# green wood moisture content



## ChrisCarr (Jun 19, 2010)

Last summer I cut down a red cedar tree (i didn't know much about trees and thought it was pine so i threw it in the dump). But I got lazy since I have no chainsaw and was taking it down by hand and left a 3 foot tall stump!!!!
Two weeks ago i took the rest down, split it , and planed it into 2 boards to set to air dry.

Today I bought a cheap moisture meter from harborfreight. I tested the red cedar board. It said their moisture content was 16%!!!!! They have only been sitting cut for 2 weeks outside. I thought the content would be 30% or more.

Is it possible for the boards to dry that quick?

if so, is it because the tree was half down cut last summer?
Or does Red cedar dry quick?

Any input would be appreciated.

- Chris


----------



## ChrisCarr (Jun 19, 2010)

anyone?


----------



## ChrisCarr (Jun 19, 2010)

I thought the outside being dryer is called "Case hardening" and is a bad thing?


----------



## Scsmith42 (Jan 26, 2011)

Chris, I am a miller and kiln operator. Cedar dries extremely quickly (and easily). The experience that you have is not uncommon.

Other species, such as oak, take a long time to dry. Green oak has a moisture content between 50% - 60%, however it is difficult to accurately measure the MC% of any board above it's fiber saturation point (around 32%).

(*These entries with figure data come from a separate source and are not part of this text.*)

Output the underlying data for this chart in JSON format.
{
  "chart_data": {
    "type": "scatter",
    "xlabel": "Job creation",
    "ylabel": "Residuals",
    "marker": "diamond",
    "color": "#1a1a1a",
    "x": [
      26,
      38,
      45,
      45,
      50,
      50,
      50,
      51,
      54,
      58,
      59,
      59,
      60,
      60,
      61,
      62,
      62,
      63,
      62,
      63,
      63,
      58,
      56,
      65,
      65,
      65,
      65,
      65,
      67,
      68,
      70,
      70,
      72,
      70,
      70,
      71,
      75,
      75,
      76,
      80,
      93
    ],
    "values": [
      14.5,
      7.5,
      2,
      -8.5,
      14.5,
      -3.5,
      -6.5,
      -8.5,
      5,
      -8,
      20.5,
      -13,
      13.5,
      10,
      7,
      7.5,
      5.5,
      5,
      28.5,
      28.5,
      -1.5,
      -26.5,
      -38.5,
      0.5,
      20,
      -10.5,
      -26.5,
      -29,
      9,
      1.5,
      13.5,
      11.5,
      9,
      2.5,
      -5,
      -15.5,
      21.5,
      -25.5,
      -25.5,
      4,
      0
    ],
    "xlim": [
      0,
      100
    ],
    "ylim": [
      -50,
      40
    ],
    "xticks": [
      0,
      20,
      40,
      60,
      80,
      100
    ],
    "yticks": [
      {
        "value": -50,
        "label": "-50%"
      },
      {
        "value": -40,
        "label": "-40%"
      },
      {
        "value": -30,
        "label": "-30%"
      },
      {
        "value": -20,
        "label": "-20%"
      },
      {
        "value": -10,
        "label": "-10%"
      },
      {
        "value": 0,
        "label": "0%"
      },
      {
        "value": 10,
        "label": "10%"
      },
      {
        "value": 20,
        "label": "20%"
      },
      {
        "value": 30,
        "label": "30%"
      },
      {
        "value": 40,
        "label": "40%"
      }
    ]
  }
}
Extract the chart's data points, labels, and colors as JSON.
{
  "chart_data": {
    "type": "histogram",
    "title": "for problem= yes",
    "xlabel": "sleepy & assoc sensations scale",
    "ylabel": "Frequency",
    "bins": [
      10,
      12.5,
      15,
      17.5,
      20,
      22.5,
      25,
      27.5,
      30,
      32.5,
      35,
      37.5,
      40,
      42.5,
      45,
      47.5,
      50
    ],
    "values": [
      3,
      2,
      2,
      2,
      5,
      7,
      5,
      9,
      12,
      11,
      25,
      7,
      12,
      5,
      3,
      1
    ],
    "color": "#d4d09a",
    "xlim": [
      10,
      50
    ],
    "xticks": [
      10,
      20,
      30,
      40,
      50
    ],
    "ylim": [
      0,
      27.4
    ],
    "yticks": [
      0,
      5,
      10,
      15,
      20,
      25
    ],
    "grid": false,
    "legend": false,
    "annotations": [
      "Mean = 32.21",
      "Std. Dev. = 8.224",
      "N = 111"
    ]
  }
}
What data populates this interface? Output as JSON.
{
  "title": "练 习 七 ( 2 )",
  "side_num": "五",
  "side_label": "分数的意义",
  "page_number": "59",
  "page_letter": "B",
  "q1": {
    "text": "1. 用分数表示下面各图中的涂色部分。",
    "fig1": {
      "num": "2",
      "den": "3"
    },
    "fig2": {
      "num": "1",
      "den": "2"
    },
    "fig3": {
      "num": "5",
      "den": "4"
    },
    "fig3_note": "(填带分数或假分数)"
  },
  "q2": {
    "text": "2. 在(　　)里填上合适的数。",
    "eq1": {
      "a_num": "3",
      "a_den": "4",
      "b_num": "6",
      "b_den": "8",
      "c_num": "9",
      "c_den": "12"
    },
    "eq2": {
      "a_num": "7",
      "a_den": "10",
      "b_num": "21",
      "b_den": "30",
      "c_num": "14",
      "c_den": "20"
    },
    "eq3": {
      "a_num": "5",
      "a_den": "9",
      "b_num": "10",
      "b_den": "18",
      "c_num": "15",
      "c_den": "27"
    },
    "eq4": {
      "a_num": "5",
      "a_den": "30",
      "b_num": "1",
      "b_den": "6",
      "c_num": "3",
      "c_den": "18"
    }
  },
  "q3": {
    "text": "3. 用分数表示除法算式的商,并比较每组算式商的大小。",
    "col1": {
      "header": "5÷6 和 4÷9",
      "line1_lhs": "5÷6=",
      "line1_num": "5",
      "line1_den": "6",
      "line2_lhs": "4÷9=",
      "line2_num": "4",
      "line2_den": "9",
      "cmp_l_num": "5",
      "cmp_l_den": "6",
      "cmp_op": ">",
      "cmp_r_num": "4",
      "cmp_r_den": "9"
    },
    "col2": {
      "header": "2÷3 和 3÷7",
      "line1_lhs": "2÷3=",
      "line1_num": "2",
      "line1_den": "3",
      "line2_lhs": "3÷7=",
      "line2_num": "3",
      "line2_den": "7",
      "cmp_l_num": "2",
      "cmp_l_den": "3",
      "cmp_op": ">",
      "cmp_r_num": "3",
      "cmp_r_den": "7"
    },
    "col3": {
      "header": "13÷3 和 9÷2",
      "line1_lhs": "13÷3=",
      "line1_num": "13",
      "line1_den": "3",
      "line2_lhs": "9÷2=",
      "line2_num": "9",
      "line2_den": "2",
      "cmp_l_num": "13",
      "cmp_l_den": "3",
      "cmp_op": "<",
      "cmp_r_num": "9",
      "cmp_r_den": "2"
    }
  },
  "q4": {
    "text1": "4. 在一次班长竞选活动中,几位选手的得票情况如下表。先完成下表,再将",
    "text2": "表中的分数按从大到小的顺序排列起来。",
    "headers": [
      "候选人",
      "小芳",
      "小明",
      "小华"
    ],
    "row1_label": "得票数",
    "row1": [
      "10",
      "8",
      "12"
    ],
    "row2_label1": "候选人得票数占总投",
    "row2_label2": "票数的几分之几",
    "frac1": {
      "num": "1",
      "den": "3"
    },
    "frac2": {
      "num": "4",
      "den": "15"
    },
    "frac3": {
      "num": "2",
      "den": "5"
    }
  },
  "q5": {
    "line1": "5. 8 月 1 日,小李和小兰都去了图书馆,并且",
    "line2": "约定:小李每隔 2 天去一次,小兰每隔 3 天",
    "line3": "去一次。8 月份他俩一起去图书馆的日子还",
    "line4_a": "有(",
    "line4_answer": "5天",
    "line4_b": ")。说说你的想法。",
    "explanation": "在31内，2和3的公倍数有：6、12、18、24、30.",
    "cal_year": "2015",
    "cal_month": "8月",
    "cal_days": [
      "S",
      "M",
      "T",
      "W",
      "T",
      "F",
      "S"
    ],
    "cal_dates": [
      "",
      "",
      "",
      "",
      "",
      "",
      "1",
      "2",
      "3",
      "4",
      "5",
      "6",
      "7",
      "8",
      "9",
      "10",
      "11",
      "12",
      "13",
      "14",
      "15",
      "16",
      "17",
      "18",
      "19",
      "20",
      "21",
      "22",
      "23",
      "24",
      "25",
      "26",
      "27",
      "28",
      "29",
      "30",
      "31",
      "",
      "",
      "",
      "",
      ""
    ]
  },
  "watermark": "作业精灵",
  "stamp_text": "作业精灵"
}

Case hardening is indeed a bad thing, but I have never seen it occur in cedar. It typically occurs when a kiln operator runs too aggressive a kiln schedule, and the outside of the board dries too quickly, causing it to shrink over the core (as well as preventing the moisture from properly wicking through the cell walls from the center of the board). It does not occur very frequently in air dried lumber.


----------



## larryw (Feb 10, 2011)

I agree with Scsmith42, cedar dries very quickly. I don't know if you're talking about western or eastern red cedar, or all the other species of trees with the word "cedar" in their description. My experiance is mainly with the eastern red cedar which is actually from the juniper family, anyway, it seems to me that most "cedars" have a lower moisture saturation in the wood fiber ,than say red oak even when first cut.


----------



## ChrisCarr (Jun 19, 2010)

I am from delaware, so is it for sure eastern red cedar or does western grow in the east too?


----------



## larryw (Feb 10, 2011)

Chris, as far as I know, western red cedar does not grow in the eastern part of the U.S. , there may be a specimen growing in a botainical garden or something, but it does not occur naturally in the east. You'll know if it's eastern red cedar by the intense aromatic odor when cut., It also has a distinct red to purple red heart and white sap wood.


----------



## GMman (Apr 11, 2008)

The stump without branches was drying so your 16% is as far as I know normal and wait for a few weeks and it will go down more, the reading 16% is way too high to use.


----------



## TopamaxSurvivor (May 2, 2008)

I just read that construction lumber is as high as 16%. You might find this interesting http://images.library.wisc.edu/EcoNatRes/EFacs/NAPC/NAPC14/reference/econatres.napc14.jortmann.pdf


----------



## ChrisCarr (Jun 19, 2010)

I just cut down white oak 1 week ago and i am planning to dry that and the red cedar inside until it gets hotter then back outside then again inside in the next winter until it gets to kiln like moisture content inside.


----------



## TheWoodsman (Jun 21, 2010)

Eastern (aromatic) red cedar doesn't start with nearly as much moisture as other hardwoods do. I sawed a thousand or so feet last September and it was down around 12% within a few weeks. Last summer/fall was very dry and a little wind with dry air makes air-drying go pretty fast.


----------